Vox has an article up by journalist, Laura McGann, about her investigation of Reade’s various claims against Joe Biden. McGann started working on the story over a year ago when she interviewed Reade about her initial charges that Biden touched her on the neck and shoulders when she worked in his Senate office 27 years ago.
McGann tells how she interacted with Reade, the corroborating witnesses Reade provided, and the story as she researched and it was reported at other media outlets. It is worth your time to read it. www.vox.com/…
While the overall narrative of the story is the difficulty McGann and other journalists have had trying to meet a threshold of credibility—with Reade’s piecemeal revelations, shifting stories, and the political implications--to be able to publish the story, there are two revelations within the larger story that were both big news to me.
The first nugget?

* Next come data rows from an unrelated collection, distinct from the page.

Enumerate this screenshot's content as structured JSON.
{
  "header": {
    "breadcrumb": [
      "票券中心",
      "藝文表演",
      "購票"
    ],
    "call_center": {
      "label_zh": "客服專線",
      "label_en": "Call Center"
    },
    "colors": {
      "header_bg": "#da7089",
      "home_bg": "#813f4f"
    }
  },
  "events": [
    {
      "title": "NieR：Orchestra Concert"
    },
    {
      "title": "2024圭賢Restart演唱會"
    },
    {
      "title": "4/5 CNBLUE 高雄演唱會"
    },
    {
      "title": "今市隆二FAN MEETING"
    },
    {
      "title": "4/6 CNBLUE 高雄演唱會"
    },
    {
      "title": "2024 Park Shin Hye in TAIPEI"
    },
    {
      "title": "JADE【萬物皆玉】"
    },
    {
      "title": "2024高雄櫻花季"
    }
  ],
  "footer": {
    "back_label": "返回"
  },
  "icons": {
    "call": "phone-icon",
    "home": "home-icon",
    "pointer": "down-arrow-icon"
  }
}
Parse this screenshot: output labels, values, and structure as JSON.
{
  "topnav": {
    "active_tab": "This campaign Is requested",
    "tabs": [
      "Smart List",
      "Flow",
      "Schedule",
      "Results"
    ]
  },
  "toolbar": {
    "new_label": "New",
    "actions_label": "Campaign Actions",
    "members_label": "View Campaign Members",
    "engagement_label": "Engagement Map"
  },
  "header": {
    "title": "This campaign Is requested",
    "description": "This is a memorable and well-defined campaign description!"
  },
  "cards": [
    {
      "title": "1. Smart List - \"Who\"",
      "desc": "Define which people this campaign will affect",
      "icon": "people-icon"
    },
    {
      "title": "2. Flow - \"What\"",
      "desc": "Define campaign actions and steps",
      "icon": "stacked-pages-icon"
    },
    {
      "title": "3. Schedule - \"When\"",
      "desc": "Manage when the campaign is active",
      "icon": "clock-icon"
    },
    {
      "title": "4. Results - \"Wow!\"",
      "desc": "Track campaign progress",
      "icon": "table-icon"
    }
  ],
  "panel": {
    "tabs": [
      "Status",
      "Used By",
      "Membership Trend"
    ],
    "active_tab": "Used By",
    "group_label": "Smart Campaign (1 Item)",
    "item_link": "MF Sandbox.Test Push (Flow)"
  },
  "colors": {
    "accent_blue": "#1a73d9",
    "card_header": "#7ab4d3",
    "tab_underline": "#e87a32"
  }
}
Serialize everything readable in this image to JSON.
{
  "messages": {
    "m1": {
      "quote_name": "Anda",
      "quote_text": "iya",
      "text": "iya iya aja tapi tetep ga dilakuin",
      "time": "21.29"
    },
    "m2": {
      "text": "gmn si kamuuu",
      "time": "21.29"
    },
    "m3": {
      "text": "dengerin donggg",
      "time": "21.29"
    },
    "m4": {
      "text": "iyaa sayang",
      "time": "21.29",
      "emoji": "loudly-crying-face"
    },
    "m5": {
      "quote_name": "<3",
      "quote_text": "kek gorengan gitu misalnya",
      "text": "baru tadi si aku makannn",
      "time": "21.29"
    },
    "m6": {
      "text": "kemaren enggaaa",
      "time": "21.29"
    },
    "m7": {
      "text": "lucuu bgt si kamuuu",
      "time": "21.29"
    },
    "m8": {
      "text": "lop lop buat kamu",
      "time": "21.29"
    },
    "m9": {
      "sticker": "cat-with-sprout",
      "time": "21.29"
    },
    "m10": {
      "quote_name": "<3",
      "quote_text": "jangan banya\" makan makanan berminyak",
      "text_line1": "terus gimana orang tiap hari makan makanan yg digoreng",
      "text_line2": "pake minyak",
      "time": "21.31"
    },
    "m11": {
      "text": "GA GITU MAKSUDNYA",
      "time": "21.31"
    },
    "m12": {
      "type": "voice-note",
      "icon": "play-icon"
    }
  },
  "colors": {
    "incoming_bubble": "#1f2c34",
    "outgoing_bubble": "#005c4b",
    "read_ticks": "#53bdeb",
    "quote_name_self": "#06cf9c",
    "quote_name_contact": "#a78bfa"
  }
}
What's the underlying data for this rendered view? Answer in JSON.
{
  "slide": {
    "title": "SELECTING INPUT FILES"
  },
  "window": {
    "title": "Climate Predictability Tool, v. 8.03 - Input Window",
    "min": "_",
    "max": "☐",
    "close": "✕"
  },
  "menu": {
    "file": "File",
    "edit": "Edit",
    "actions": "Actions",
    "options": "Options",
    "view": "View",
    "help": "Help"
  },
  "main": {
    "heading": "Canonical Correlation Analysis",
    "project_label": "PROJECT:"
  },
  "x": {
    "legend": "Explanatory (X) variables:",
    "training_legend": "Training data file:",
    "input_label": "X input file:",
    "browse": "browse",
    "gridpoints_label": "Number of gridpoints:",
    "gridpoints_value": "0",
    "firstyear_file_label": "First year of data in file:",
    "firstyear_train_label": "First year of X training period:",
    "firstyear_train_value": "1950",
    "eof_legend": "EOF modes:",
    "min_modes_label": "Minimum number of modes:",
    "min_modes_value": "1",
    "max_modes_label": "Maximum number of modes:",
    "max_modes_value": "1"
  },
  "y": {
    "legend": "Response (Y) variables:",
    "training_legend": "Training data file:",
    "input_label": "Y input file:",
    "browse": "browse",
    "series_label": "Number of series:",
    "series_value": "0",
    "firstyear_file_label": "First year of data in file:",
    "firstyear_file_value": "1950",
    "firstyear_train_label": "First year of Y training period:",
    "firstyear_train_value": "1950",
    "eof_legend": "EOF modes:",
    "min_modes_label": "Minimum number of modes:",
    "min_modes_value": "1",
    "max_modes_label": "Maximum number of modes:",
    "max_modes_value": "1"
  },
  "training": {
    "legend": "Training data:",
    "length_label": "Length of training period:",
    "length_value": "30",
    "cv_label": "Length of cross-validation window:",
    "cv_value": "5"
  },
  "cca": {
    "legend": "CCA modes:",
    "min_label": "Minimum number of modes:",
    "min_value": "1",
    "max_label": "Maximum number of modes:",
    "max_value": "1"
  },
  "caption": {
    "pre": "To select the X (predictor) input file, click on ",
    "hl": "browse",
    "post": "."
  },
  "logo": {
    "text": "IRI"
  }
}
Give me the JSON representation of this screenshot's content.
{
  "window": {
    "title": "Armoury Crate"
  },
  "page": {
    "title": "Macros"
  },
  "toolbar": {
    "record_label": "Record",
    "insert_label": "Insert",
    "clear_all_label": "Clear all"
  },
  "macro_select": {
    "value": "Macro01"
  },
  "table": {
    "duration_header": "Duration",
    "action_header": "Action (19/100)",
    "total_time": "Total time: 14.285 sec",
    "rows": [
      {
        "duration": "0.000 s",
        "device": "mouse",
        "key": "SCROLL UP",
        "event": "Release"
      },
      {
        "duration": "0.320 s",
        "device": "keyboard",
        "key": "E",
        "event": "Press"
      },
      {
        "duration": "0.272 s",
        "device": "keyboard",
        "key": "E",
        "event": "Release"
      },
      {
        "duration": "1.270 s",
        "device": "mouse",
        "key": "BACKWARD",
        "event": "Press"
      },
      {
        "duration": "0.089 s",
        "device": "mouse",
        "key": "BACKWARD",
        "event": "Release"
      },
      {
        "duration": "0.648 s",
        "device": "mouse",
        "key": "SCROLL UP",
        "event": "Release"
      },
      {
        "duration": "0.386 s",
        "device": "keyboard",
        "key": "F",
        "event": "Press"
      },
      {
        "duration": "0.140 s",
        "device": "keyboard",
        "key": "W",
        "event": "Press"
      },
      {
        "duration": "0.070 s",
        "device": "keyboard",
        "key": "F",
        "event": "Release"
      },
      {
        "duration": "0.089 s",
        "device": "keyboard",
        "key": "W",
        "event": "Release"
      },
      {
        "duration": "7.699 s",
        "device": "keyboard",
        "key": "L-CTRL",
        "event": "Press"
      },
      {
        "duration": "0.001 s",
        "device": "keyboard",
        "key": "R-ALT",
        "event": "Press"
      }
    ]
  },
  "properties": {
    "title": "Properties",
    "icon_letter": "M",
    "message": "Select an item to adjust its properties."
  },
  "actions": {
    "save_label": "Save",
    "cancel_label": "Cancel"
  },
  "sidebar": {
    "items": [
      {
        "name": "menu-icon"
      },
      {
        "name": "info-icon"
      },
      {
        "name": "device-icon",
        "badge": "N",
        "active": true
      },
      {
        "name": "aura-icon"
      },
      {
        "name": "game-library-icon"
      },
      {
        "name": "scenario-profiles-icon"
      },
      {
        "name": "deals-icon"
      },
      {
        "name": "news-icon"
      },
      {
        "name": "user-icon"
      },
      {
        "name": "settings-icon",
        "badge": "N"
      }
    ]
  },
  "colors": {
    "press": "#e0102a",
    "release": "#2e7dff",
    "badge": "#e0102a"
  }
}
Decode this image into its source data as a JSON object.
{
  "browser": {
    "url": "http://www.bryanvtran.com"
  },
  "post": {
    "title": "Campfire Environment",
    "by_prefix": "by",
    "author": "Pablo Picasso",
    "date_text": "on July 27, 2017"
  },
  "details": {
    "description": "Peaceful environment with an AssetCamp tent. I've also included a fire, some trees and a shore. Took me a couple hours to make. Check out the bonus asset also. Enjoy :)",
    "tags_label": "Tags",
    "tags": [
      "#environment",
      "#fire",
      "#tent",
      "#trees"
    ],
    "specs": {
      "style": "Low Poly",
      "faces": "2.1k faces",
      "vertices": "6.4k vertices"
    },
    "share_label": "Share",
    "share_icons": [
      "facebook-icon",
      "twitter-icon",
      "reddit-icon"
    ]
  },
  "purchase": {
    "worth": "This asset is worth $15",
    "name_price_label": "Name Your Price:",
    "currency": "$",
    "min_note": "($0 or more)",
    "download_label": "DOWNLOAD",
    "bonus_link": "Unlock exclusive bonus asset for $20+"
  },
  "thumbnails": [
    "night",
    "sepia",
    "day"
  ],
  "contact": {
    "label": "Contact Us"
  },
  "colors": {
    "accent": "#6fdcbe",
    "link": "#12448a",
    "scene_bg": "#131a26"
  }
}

The friend that Reade initially referred McGann to in 2019, that substantiated the Biden touched Reade on the shoulders and neck story, changed her story to line it up with Reade’s new assault allegation.
Last year, Reade encouraged me to speak with a friend of hers who counseled her through her time in Biden’s office in 1992 and 1993. The friend was clear about what had happened, and what hadn’t.
“On the scale of other things we heard, and I feel ashamed, but it wasn’t that bad. [Biden] never tried to kiss her directly. He never went for one of those touches. It was one of those, ‘sorry you took it that way.’ I know that is very hard to explain,” the friend told me. She went on: “What was creepy was that it was always in front of people.”
McGann went back and spoke with this friend again.
I spoke with Reade’s friend again this week. She said that Reade had told her about the alleged assault the week it happened in 1993. I asked the friend why, then, did she volunteer so explicitly that Biden “never tried to kiss her” or touch her inappropriately. “It just organically rolled out that way,” the friend said. “[Reade] and I had many conversations a year ago about what her degree of comfort was. She wanted to leave a layer there, and I did not want to betray that. It just wasn’t my place.”
Now for the second nugget: McGann helped Reade try to obtain the record of her complaint with office of the Secretary of the Senate.
The missing complaint
Reade told me last year that she gave a supervisor a written statement voicing her complaints about how she’d been treated in the office. The complaint was limited to the harassment allegation, not the misconduct allegation, she told me this year.
I helped Reade in 2019 request documents from a few offices to try to find the record. (Personnel files wouldn’t be released to a third party, like a reporter.) First, she put in a request with the Senate secretary’s office, which maintains some employment records. That office provided a copy of her payroll history, which confirmed her dates of employment and salary.
We next tried the Office of Personnel Management, which maintains federal records of employment, but the office was not able to track down a file in its electronic system. I then checked with a source who worked in a warehouse across the country where it would most likely have ended up to see if there was a physical file stashed there. He couldn’t find one.
In his interview with Mika Brzezinski on Morning Joe, and in a statement released before the interview responding to Reade’s allegations, Joe Biden said he was formally requesting that the Secretary of the Senate’s office take any and all steps necessary to locate and release the complaint Reade said she had filed. A few days later the Secretary’s office said that they were unable to comply with Biden’s request due to privacy laws.
What I did not know was that Reade had requested a copy of the complaint as well over a year ago. I had not seen that reported in any media stories about Reade’s allegations that discuss her assertion that she made a complaint.
According to USAToday, the Secretary of the Senate’s office said confidentiality laws prohibit the release of complaints even to the principals directly involved in the complaint:
The Biden campaign, through attorney Bob Bauer, replied to the Senate secretary's office on Monday asking for further clarity on three points: whether the existence of any such records is also confidential; if any such record could be lawfully disclosed to anyone such as Reade herself; and whether the Senate could release procedures, forms or instructions that would have been used in 1993 by the Office of Senate Fair Employment Practices when processing such complaints.
The office responded later Monday that disclosing the existence of any such record would "amount to a prohibited disclosure" and that it was not aware of an exception that would allow the office to share that information with anyone, "even to original participants in a matter."
The secretary's office said it also sent the Biden campaign a copy of the procedure laid out under Senate rules for responding to alleged misconduct at the time, which also was shared with USA TODAY. It includes counseling, mediation, a formal complaint and hearing steps that an employee may have chosen to take. A written formal complaint and hearing could only be conducted after counseling and mediation were completed. An employee could also have informally sought advice about their rights and rules without initiating procedures.
So it’s looking like we will never see this complaint, nor get confirmation as to whether it exists at all.